Furthermore, African leaders have been encouraging China to do more to support Africa’s industrialization by financing programs of manufacturing and value-addition, and it seems China is gearing up to respond better to these demands. Thus, Benin should continue to press for Chinese investment in the processing of canned pineapples, pineapple juice and pineapple syrup and powder, whether then exported to China or to other destinations.

Last but not least, to execute these strategies properly, Benin’s government and more importantly pineapple exporters also need to have a strong understanding of the Chinese market including consumer preferences, effective marketing strategies and potential sales channels – something we support with through our Africa Reimagined programme.

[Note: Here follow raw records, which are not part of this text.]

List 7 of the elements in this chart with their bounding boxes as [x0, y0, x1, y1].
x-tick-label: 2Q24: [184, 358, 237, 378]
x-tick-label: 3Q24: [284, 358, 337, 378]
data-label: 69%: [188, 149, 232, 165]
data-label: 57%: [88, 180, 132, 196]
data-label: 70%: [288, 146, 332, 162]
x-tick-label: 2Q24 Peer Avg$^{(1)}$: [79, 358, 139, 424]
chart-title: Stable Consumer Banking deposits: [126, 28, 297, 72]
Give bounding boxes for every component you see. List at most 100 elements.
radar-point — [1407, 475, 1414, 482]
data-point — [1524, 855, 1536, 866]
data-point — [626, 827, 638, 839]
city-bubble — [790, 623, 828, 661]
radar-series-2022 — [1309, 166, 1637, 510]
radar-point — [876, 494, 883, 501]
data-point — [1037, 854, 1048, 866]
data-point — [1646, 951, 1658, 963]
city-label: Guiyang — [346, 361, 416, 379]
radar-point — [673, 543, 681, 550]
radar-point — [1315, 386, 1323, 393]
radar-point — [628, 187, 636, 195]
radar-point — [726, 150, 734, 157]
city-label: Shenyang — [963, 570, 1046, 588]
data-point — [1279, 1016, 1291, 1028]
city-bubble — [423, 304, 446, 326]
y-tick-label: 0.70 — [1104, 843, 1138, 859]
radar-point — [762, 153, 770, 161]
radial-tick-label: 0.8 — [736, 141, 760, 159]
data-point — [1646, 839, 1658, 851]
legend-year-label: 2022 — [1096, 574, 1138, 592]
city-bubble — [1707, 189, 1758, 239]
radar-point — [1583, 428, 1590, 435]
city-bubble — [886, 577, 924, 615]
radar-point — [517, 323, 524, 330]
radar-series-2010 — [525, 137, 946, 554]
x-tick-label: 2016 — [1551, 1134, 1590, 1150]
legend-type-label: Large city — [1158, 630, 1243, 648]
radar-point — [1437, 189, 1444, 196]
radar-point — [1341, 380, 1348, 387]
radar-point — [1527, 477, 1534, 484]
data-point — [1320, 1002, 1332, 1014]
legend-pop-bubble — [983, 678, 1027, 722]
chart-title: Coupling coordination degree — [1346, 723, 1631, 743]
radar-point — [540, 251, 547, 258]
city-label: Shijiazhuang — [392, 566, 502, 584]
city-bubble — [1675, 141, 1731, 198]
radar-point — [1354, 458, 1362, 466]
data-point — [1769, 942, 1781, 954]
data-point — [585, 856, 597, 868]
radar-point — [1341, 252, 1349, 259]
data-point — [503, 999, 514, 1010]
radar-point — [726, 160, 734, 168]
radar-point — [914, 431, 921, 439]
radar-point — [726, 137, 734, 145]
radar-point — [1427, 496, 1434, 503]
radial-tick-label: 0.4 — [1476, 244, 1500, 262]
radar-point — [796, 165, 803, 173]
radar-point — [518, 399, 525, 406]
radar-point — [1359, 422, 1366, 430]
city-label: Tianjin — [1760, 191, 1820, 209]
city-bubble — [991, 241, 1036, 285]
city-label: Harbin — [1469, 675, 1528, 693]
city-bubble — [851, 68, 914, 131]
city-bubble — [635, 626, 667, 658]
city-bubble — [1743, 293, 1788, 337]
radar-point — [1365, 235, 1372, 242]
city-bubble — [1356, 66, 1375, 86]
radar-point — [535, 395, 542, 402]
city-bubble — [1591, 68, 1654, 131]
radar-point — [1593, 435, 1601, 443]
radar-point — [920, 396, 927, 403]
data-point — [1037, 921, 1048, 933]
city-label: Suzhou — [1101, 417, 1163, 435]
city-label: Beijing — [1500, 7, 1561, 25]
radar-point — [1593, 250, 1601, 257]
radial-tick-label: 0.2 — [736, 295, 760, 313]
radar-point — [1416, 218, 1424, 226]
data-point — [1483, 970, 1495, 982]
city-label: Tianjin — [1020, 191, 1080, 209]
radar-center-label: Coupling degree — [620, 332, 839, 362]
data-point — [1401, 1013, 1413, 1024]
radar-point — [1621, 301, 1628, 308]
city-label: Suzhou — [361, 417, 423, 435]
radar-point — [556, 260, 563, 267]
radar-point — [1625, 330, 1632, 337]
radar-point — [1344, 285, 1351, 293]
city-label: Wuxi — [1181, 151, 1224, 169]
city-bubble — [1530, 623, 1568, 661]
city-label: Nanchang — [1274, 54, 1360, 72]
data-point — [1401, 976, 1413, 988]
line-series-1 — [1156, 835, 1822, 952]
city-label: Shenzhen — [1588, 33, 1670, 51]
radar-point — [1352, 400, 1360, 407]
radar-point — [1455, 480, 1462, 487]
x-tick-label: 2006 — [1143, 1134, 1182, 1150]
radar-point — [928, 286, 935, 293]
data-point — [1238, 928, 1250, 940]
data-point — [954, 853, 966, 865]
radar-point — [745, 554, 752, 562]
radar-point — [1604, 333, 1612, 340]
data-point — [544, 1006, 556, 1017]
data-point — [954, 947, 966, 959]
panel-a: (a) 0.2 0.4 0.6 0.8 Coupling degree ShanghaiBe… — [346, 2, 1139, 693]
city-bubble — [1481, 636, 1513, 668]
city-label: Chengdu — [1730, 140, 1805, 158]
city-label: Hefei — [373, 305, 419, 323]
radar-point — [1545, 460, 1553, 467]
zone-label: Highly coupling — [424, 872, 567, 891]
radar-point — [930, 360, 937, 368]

The news that super sweet Beninois pineapple will soon be in China is positive. But it will also certainly take more work from all sides to make it really make a difference to Benin’s pineapple farmers – who should be the ultimate beneficiary of all these changes.

Article by Rosie Wigmore. Wigmore is the Project Manager of the Global Trade team at Development Reimagined. She focuses on researching developments in the Africa-China trade relationship and supporting high-end African brands with entering the Chinese market.